Puisi ini ku tulis enam puluh dua tahun yang lalu,
di saat masih muda,
dan dunia seolah hanya milik dua insan yang sedang jatuh cinta.
Kala itu aku tak tahu,
bahwa gadis yang kusebut dalam bait-bait sederhana ini
akan menjadi teman hidupku selamanya.
Sejak 2 Januari 1965,
"mantan pacar" itu telah menjadi istriku tercinta
pendamping setia dalam suka dan duka,
penopang kala aku rapuh,
dan cahaya lembut yang menuntunku melewati gelapnya perjalanan hidup.
Kami pernah berdiri di tepi jurang kesulitan,
menahan lapar, menahan air mata,
namun tak pernah melepaskan genggaman tangan satu sama lain.
Sebab kami percaya,
bahwa cinta bukanlah kata yang mudah diucap,
melainkan kesetiaan yang diuji oleh waktu,
oleh air mata,
dan oleh keberanian untuk tetap saling percaya.
Kini, enam puluh tahun lebih telah berlalu.

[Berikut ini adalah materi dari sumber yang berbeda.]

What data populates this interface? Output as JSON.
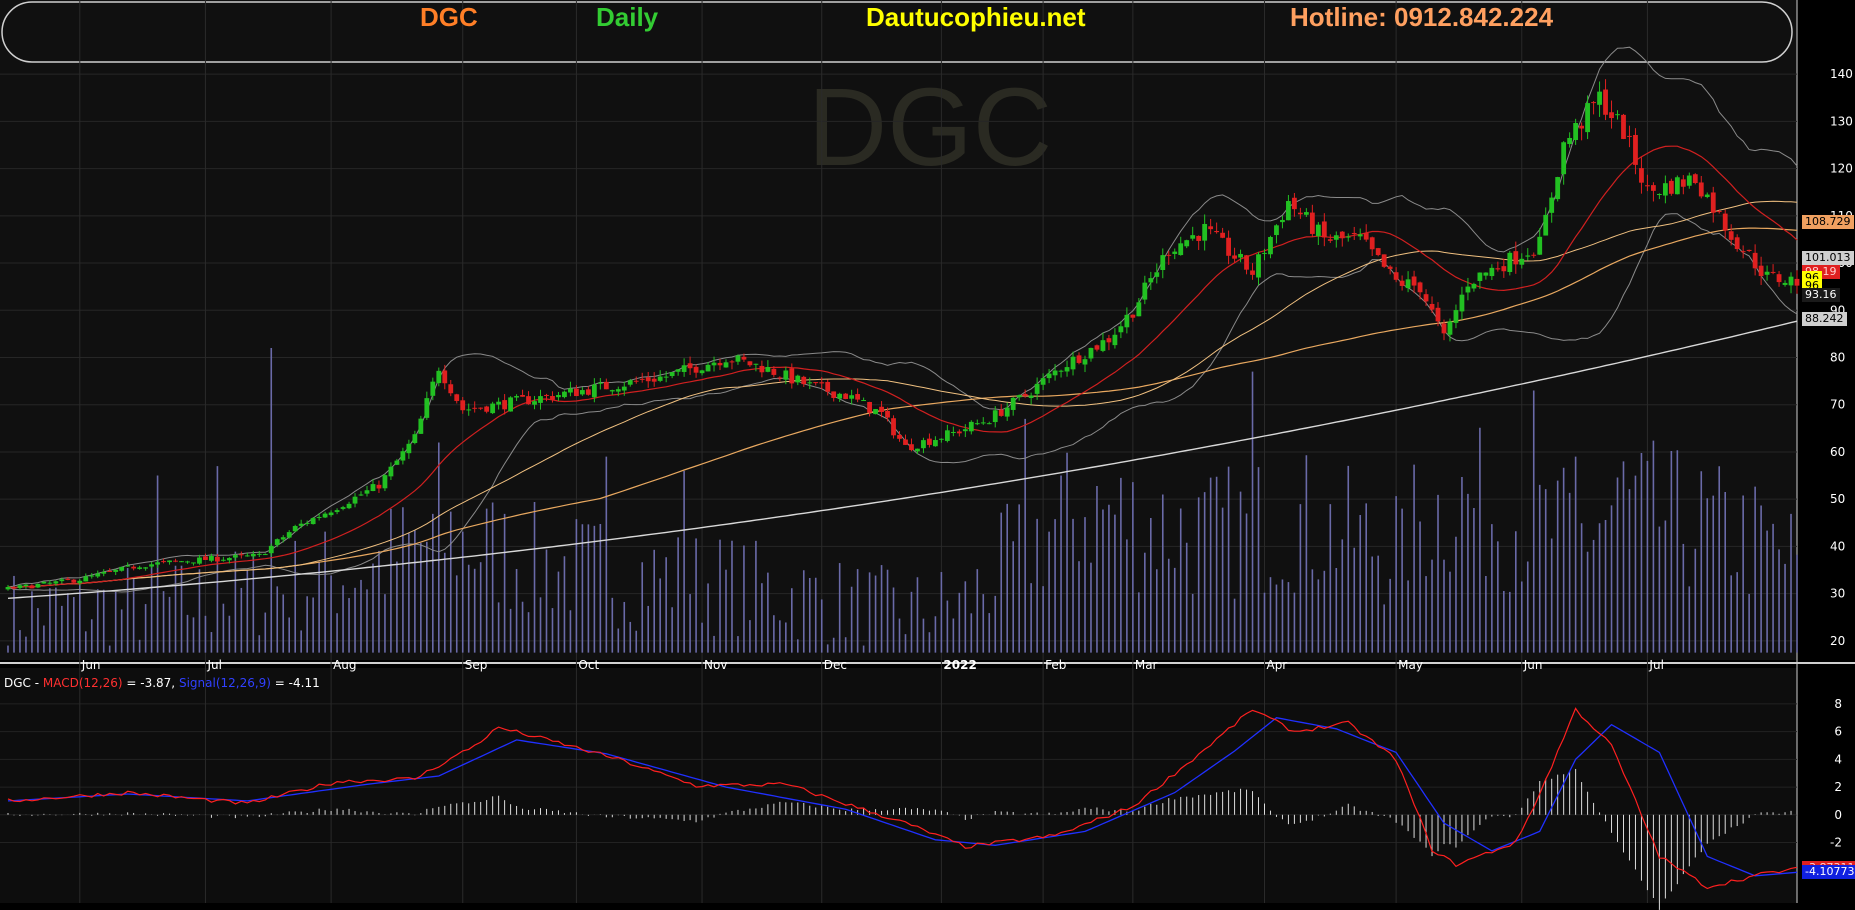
{
  "header": {
    "symbol": "DGC",
    "interval": "Daily",
    "site": "Dautucophieu.net",
    "hotline": "Hotline: 0912.842.224",
    "colors": {
      "symbol": "#ff7f27",
      "interval": "#33cc33",
      "site": "#ffff00",
      "hotline": "#ffa060"
    }
  },
  "watermark": "DGC",
  "macd_label": {
    "symbol": "DGC - ",
    "macd_name": "MACD(12,26)",
    "macd_value": " = -3.87, ",
    "signal_name": "Signal(12,26,9)",
    "signal_value": " = -4.11"
  },
  "price_tags": [
    {
      "text": "108.729",
      "bg": "#f0a060",
      "fg": "#000",
      "price": 108.729
    },
    {
      "text": "101.013",
      "bg": "#cfcfcf",
      "fg": "#000",
      "price": 101.013
    },
    {
      "text": "98.19",
      "bg": "#e02020",
      "fg": "#ffd0d0",
      "price": 98.19
    },
    {
      "text": "96",
      "bg": "#ffff00",
      "fg": "#000",
      "price": 96.9
    },
    {
      "text": "96",
      "bg": "#ffff00",
      "fg": "#000",
      "price": 95.1
    },
    {
      "text": "93.16",
      "bg": "#1a1a1a",
      "fg": "#fff",
      "price": 93.16
    },
    {
      "text": "88.242",
      "bg": "#cfcfcf",
      "fg": "#000",
      "price": 88.242
    }
  ],
  "macd_tags": [
    {
      "text": "-3.87311",
      "bg": "#e02020",
      "fg": "#ffd0d0",
      "value": -3.87
    },
    {
      "text": "-4.10773",
      "bg": "#1020e0",
      "fg": "#fff",
      "value": -4.11
    }
  ],
  "chart_data": {
    "type": "candlestick",
    "price_axis": {
      "ticks": [
        20,
        30,
        40,
        50,
        60,
        70,
        80,
        90,
        100,
        110,
        120,
        130,
        140
      ],
      "range": [
        17,
        143
      ]
    },
    "macd_axis": {
      "ticks": [
        -2,
        0,
        2,
        4,
        6,
        8
      ],
      "range": [
        -6,
        9
      ]
    },
    "x_labels": [
      "Jun",
      "Jul",
      "Aug",
      "Sep",
      "Oct",
      "Nov",
      "Dec",
      "2022",
      "Feb",
      "Mar",
      "Apr",
      "May",
      "Jun",
      "Jul"
    ],
    "price_path": [
      [
        0,
        31
      ],
      [
        12,
        33
      ],
      [
        22,
        36
      ],
      [
        30,
        37
      ],
      [
        36,
        37.5
      ],
      [
        42,
        38
      ],
      [
        48,
        44
      ],
      [
        56,
        49
      ],
      [
        62,
        53
      ],
      [
        68,
        63
      ],
      [
        72,
        78
      ],
      [
        76,
        69
      ],
      [
        82,
        70
      ],
      [
        96,
        73
      ],
      [
        110,
        76
      ],
      [
        120,
        80
      ],
      [
        126,
        78
      ],
      [
        134,
        74
      ],
      [
        140,
        72
      ],
      [
        146,
        68
      ],
      [
        150,
        61
      ],
      [
        158,
        64
      ],
      [
        164,
        67
      ],
      [
        170,
        72
      ],
      [
        176,
        78
      ],
      [
        184,
        84
      ],
      [
        188,
        90
      ],
      [
        194,
        103
      ],
      [
        200,
        107
      ],
      [
        208,
        98
      ],
      [
        214,
        113
      ],
      [
        220,
        105
      ],
      [
        226,
        105
      ],
      [
        232,
        96
      ],
      [
        236,
        95
      ],
      [
        240,
        84
      ],
      [
        244,
        96
      ],
      [
        250,
        100
      ],
      [
        256,
        104
      ],
      [
        260,
        125
      ],
      [
        266,
        135
      ],
      [
        270,
        128
      ],
      [
        274,
        115
      ],
      [
        282,
        118
      ],
      [
        288,
        106
      ],
      [
        294,
        97
      ],
      [
        300,
        96
      ]
    ],
    "volume_path": [
      [
        0,
        26
      ],
      [
        30,
        28
      ],
      [
        48,
        32
      ],
      [
        60,
        35
      ],
      [
        72,
        42
      ],
      [
        90,
        36
      ],
      [
        120,
        32
      ],
      [
        150,
        26
      ],
      [
        160,
        28
      ],
      [
        170,
        40
      ],
      [
        180,
        48
      ],
      [
        200,
        42
      ],
      [
        215,
        46
      ],
      [
        230,
        40
      ],
      [
        242,
        50
      ],
      [
        262,
        42
      ],
      [
        270,
        48
      ],
      [
        290,
        42
      ],
      [
        300,
        36
      ]
    ],
    "volume_spikes": [
      [
        25,
        55
      ],
      [
        35,
        57
      ],
      [
        44,
        82
      ],
      [
        72,
        62
      ],
      [
        80,
        48
      ],
      [
        100,
        59
      ],
      [
        113,
        56
      ],
      [
        170,
        67
      ],
      [
        176,
        55
      ],
      [
        208,
        77
      ],
      [
        233,
        48
      ],
      [
        255,
        73
      ],
      [
        262,
        59
      ],
      [
        270,
        58
      ],
      [
        300,
        52
      ]
    ],
    "macd_path": [
      [
        0,
        1
      ],
      [
        20,
        1.6
      ],
      [
        40,
        0.8
      ],
      [
        55,
        2.4
      ],
      [
        68,
        2.6
      ],
      [
        78,
        5
      ],
      [
        82,
        6.3
      ],
      [
        92,
        5.2
      ],
      [
        102,
        4
      ],
      [
        115,
        2.1
      ],
      [
        130,
        2.2
      ],
      [
        150,
        -0.6
      ],
      [
        160,
        -2.3
      ],
      [
        175,
        -1.5
      ],
      [
        188,
        0.6
      ],
      [
        198,
        4
      ],
      [
        208,
        7.6
      ],
      [
        215,
        6
      ],
      [
        224,
        6.6
      ],
      [
        232,
        4
      ],
      [
        238,
        -2.5
      ],
      [
        242,
        -3.6
      ],
      [
        252,
        -2
      ],
      [
        256,
        1.5
      ],
      [
        262,
        7.6
      ],
      [
        268,
        5
      ],
      [
        276,
        -3
      ],
      [
        284,
        -5.2
      ],
      [
        294,
        -4.2
      ],
      [
        300,
        -3.87
      ]
    ],
    "signal_path": [
      [
        0,
        1
      ],
      [
        20,
        1.5
      ],
      [
        40,
        1
      ],
      [
        60,
        2.2
      ],
      [
        72,
        2.8
      ],
      [
        85,
        5.4
      ],
      [
        100,
        4.4
      ],
      [
        120,
        2
      ],
      [
        140,
        0.4
      ],
      [
        155,
        -1.8
      ],
      [
        165,
        -2.2
      ],
      [
        180,
        -1.2
      ],
      [
        195,
        1.6
      ],
      [
        205,
        4.6
      ],
      [
        212,
        7
      ],
      [
        222,
        6.2
      ],
      [
        232,
        4.5
      ],
      [
        240,
        -0.6
      ],
      [
        248,
        -2.6
      ],
      [
        256,
        -1.2
      ],
      [
        262,
        4
      ],
      [
        268,
        6.5
      ],
      [
        276,
        4.5
      ],
      [
        284,
        -3
      ],
      [
        292,
        -4.4
      ],
      [
        300,
        -4.11
      ]
    ]
  }
}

Rambut kami telah mulai memutih,
langkah kami tak lagi secepat dulu,
namun setiap guratan di wajah ini
adalah peta perjalanan cinta yang panjang
jejak pengorbanan, kesetiaan,
dan doa yang tak pernah putus diucapkan bersama.
Kami hidup berbahagia,
dikelilingi oleh anak.anak, menantu, cucu, cucu mantu, dan cicit-cicit kami
yang menjadi mahkota di usia senja.
Mereka adalah buah dari cinta yang dulu hanya berawal dari sebaris puisi
dan seutas keyakinan:
bahwa cinta sejati tak akan lekang dimakan masa.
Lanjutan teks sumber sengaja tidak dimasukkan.